Except, here’s the hope-filled Hallmark part, that “or so” period keeps getting shorter.  Mostly every few days I have less crazy-ass tears and more Android-off-mode slowing to a stop. Maybe my nervous system will find another gear to add in the options, and I’ll wake and sleep and function like most people roughly on a 24-hour cycle, shifting among five favorite modes. That’s so far in my future though; right now I’m grateful for my android-off gear, whenever I drop into it.  

Back to the snowshoeing though, which was the point of this post. 

Snow Update 

No matter my sleep sitch, I’ve been gearing up and walking out behind the apartment every single day to tromp over the snow. I’m slowly improving my clothes, my gear, my route. And we certainly have enough snow. A foot to start us off, with an inch or so adding to that every few days. 

One day I looked over the bike path that bulldozers are making through a field between apartment complexes here and saw a large coyote crossing the snow far in the distance.  Then three coyotes following him. I know they’re a pest in urban environments, but for me, now that I’m off the road, it was like seeing an old friend. 

I was looking down at my feet and saw a vole poke its head up through its snowy tunnel, see me, and go back down and run a few more feet, then appear up ahead. Like a wack-a-mole, just no wacking.  

I keep seeing the prints of turkeys, and finally I saw just one, far ahead in the woods. I never saw it or any other again. Weird there weren’t more. But the one was welcome. 

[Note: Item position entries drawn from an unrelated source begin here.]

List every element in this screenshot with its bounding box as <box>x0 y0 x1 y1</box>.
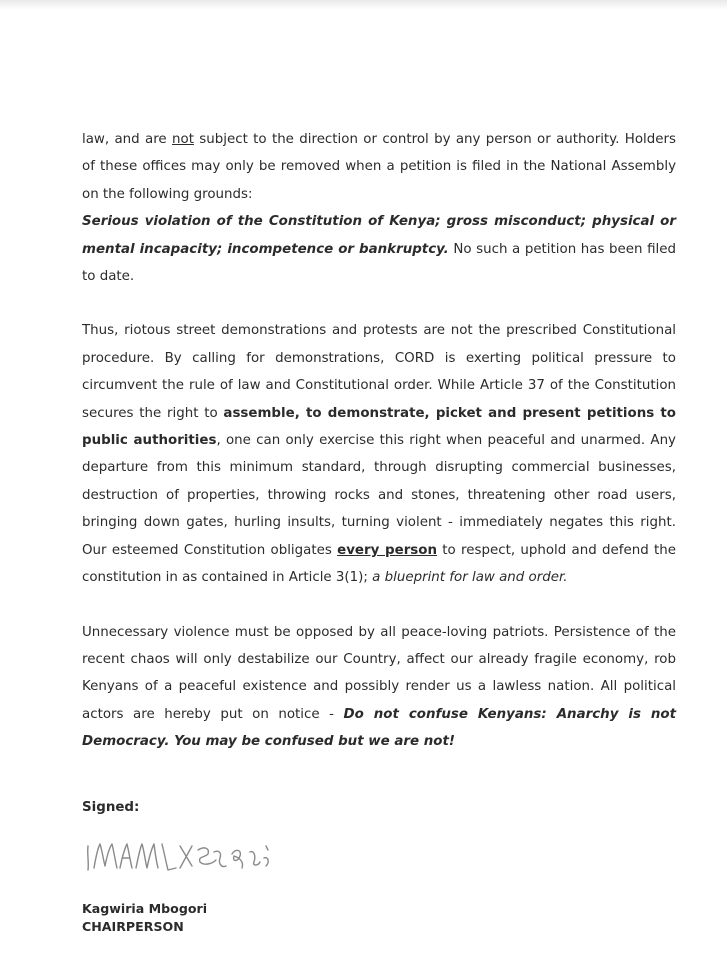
text-run: to respect, uphold and defend the constitution in as contained in Article 3(1); <box>82 542 676 586</box>
blueprint-emphasis: a blueprint for law and order. <box>372 570 568 586</box>
signatory-name: Kagwiria Mbogori <box>82 901 208 916</box>
paragraph-violence <box>82 619 676 756</box>
text-run: subject to the direction or control by any person or authority. Holders of these offices may only be removed when a petition is filed in the National Assembly on the following grounds: <box>82 132 676 202</box>
text-run: Thus, riotous street demonstrations and protests are not the prescribed Constitutional procedure. By calling for demonstrations, CORD is exerting political pressure to circumvent the rule of law and Constitutional order. While Article 37 of the Constitution secures the right to <box>82 323 676 421</box>
every-person-emphasis: every person <box>337 542 438 558</box>
text-run: , one can only exercise this right when peaceful and unarmed. Any departure from this minimum standard, through disrupting commercial businesses, destruction of properties, throwing rocks and stones, threatening other road users, bringing down gates, hurling insults, turning violent - immediately negates this right. Our esteemed Constitution obligates <box>82 433 676 558</box>
notice-emphasis: Do not confuse Kenyans: Anarchy is not Democracy. You may be confused but we are not! <box>82 706 677 750</box>
paragraph-demonstrations <box>82 317 676 591</box>
letter-body <box>82 126 676 756</box>
underlined-word: not <box>172 132 194 147</box>
rights-emphasis: assemble, to demonstrate, picket and present petitions to public authorities <box>82 405 676 449</box>
text-run: law, and are <box>82 132 173 147</box>
text-run: No such a petition has been filed to date. <box>82 241 676 285</box>
paragraph-grounds <box>82 126 676 290</box>
page-top-edge <box>0 0 727 10</box>
handwritten-signature <box>84 832 284 880</box>
grounds-emphasis: Serious violation of the Constitution of Kenya; gross misconduct; physical or mental incapacity; incompetence or bankruptcy. <box>82 214 676 257</box>
text-run: Unnecessary violence must be opposed by all peace-loving patriots. Persistence of the recent chaos will only destabilize our Country, affect our already fragile economy, rob Kenyans of a peaceful existence and possibly render us a lawless nation. All political actors are hereby put on notice - <box>82 624 676 722</box>
signatory-title: CHAIRPERSON <box>82 919 184 934</box>
signed-label: Signed: <box>82 800 140 815</box>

The red tailed hawk we kept seeing in the distance flew right over my head one day, so I saw, straight above me, a fluffy white-feathered body, with two curled talons, right there above my head. Beautiful.  

Later, as I was walking across the coyote field looking for their prints, I saw instead evidence that the hawk had come down to get a vole, but missed, then come down 15 feet farther away and grabbed it successfully. 

I love feeling the different types of snow under my snowshoes.  Rough and crunchy where people have walked. Fluffy in the woods. Hard-packed by the wind over the open field that I can walk entirely on top of. 

I don’t have far I can go in this apartment complex theater, but I can get out there for an hour a day and look. Look for tracks, look for animals, listen for the quiet.  Use my body for a purpose I want instead of fighting in the two gears I’m stuck with right now.

Shelly

Former nomad, currently adjusting.

3 thoughts to “Sleepy Snowshoeing”

  1. While I’ve had trouble sleeping all my life, I do sleep better since menopause… and don’t know how you manage to function on so little. I’d be a zombie and fall face first in that snow.
    Lovely that you have so much wildlife activity near your complex.
    ❤️

  2. More like wack-a-VOLE, amirite?!

    I have been talking about getting snowshoes for years now. I walked through the woods behind our property over to the park on Sunday morning in just boots and it was very tough going. I need to make this a priority.